Nella città di Marsala, con le sue belle chiese, troviamo custodito al Museo civico il ricordo della presenza di Garibaldi nell’isola, avvenuta nel 1860 durante la fatidica impresa dei Mille; le varie esposizioni danno molto risalto al contributo fornito dai cittadini marsalesi alla costruzione dell’unità d’Italia.
L’itinerario della memoria continua: Gibellina e il suo tremendo terremoto del 1969.

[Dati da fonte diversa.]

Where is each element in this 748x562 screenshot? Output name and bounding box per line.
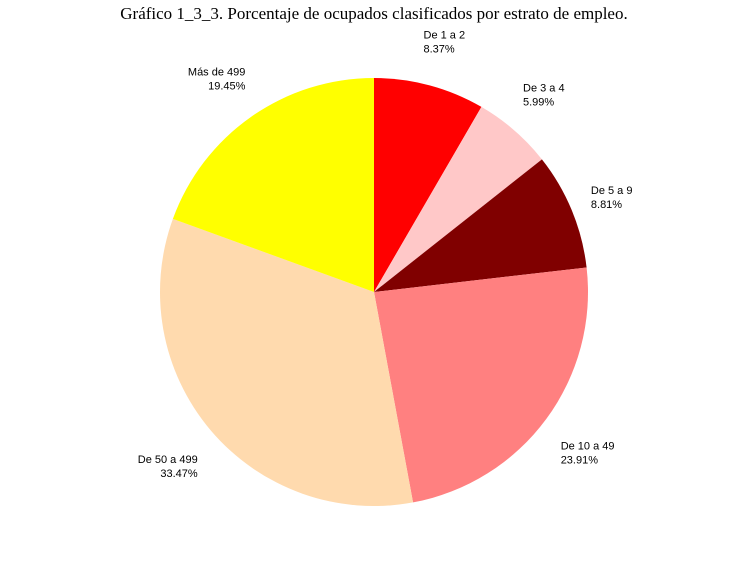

Il luogo dove avvenne il disastro che seppellì gli abitanti tra le macerie delle case è il “Grande Cretto” di Alberto Burri: un’opera d’arte ambientale, iniziata negli anni ’80 del secolo scorso e completata nel 2015, l’enorme costruzione è fatta di blocchi di cemento, che coprono le rovine, disgiunti dagli spazi vuoti delle strade. Un enorme sudario in memoria di una tragedia.
 
Per la ricostruzione della nuova Gibellina si decise di scegliere un sito a una ventina di chilometri di distanza, e per dare un bellissimo aspetto alla nuova città vennero chiamati grandi artisti e architetti da tutto il Paese che hanno lasciato il segno della loro arte. Un’altra dislocazione decisa in quegli anni riguardò il paesino terremotato di Poggioreale. Dopo oltre 50 anni dal tragico evento le strutture murarie degli edifici di Poggioreale Vecchia “sono in piedi”; una scelta, quella, che configura non soltanto un vero “consumo di suolo” ma anche l’aver sottratto alla comunità la tradizione e la memoria del loro abitato.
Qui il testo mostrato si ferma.